The queue is working also on Windows OS and OSX. Removed DCAS and used CAS.
- removed some performance problems on Windows OS.
- slightly modified MPMC interface and usage
- added Quicksort algo implementation which uses MPMC queue
(both in blocking and non-blocking version)
- fixed some compilation problem under OSx
* 01/04/11 - v.1.0.9
- fixes return type error in node.hpp ubuffer.hpp and buffer.hpp
- added the method get_channel_id() in the emitter and collector class
the method returns the id of the worker thread from which an input task
is coming from
- added the fibonacci and the quicksort examples
- added basic interface for pinning threads to CPUs
- added multipush and mpush to SWSR buffer (experimental code)
- added mpush to uSWSR queue (experimental code)
- more tests
- improved cmake test
- improved performance for fine grain D&C computation (farm+feedback)
by changing the losetime_in method in the lb class.
- added Multi-Producers/Multi-Consumers queue (MSqueue by Michael and Scott)
(EXPERIMENTAL code )
- added abstraction_dcas from liblfds (www.liblfds.org), no powerpc support yet!

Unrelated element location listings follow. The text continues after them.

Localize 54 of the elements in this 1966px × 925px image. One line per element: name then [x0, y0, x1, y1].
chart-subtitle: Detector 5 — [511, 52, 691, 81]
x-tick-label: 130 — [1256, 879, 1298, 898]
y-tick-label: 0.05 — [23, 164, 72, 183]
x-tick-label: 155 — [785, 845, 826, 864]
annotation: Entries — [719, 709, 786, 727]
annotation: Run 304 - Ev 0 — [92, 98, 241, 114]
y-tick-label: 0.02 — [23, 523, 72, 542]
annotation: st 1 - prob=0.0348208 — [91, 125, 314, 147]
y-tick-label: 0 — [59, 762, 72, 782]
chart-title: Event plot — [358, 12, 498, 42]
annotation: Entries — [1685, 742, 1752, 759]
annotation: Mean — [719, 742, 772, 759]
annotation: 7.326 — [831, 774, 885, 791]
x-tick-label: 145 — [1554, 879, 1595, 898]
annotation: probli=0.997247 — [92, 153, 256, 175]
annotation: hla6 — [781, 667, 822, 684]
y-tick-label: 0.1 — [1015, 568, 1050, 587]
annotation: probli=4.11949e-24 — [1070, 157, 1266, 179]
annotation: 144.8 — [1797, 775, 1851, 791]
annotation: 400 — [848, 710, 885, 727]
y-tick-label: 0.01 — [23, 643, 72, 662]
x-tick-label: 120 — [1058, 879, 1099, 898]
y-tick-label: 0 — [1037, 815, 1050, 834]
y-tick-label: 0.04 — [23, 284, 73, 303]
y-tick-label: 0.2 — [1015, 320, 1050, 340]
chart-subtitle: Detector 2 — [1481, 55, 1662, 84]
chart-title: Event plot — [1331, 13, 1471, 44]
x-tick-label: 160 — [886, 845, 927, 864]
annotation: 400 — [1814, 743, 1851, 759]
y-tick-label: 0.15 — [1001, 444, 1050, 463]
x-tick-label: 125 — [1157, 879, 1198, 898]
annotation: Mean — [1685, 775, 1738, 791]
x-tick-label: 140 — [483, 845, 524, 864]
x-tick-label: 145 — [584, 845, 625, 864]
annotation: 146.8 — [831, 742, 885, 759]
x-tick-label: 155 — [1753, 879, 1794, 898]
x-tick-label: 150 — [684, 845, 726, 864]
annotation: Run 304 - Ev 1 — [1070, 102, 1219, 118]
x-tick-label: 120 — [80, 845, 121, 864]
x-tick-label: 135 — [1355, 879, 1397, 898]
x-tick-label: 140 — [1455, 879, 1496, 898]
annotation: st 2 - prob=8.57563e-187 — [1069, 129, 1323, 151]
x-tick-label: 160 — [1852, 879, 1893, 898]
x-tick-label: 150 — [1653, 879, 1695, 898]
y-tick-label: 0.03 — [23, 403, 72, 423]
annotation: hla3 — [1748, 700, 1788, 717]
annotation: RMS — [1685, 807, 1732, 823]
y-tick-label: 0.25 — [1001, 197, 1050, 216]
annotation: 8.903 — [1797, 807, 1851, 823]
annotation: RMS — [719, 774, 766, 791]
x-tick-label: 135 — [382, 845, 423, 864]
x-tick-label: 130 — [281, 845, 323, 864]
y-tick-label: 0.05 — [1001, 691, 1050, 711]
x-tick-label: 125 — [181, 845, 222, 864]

- fixed some bugs in the allocator
- posix_memalign implemented in the allocator
- ticket-spinlock from Linux kernel (EXPERIMENTAL code only for Linux)
- added two lock-based methods in uSWSR queue (mp_push and mc_pop)
- fixed missing files in CMakeLists.txt
- fixed deadlock situation when pipeline with feedback channel is created (torus pattern)
- implemented a Deferred Reclamation strategy based on number of free in the allocator
- added the ff_queue implementation of a SPSC queue by Dmitry Vyukov (www.1024cores.net)
- first porting on Windows OS
* 01/09/10 - v.1.0.0
- New release
- some bugs fixed
- unbounded SWSR queue improved (removed all locks)
- added dynqueue (dynamic list-based queue)
- all .hpp files moved into the ff directory
- more tests added
- cmake compilation support (thanks to Fedor Sakharov)
- improved the accelerator sturcture (added FF_EOS_NOFREEZE tag)
- added the management of second level streams
- added the 'stop' method in the farm and pipeline skeleton
- fixed ffStats method when run_then_freeze is called multiple times
- one memory leak removed
- removed some warnings related to strict-aliasing
* 22/03/10 - v.1.0.0rc2
- Moved to LGPLv3 license.
- More tests and applications (including pbzip2).
- FastFlow Allocator improved.
- Fixed some minor bugs.
- Added the broadcast_task method.
* 03/02/10 - v.1.0.0rc1
- Minor API revision.
- Improved FastFlow accelerator support.
- More tests and applications,(Nokia QT Mandelbrot and NQueens)
- Simple execution trace support.
- Allocator improved.
* 16/11/09 - v.0.9.7
- Major API revision: patterns are no longer object factories but objects.
- Support for arbitrary nesting of pipe, farm, and loop at high-level layer.
- First version of the Divide&Conquer pattern (no examples yet).
- First version of the FastFlow's Accelerator.
* 19/10/09 - v.0.6.1
- FastFlow-swps3 Smith-Waterman application added.
* 15/10/09 - v.0.5.0
- First release.
- Support for farm skeleton/pattern.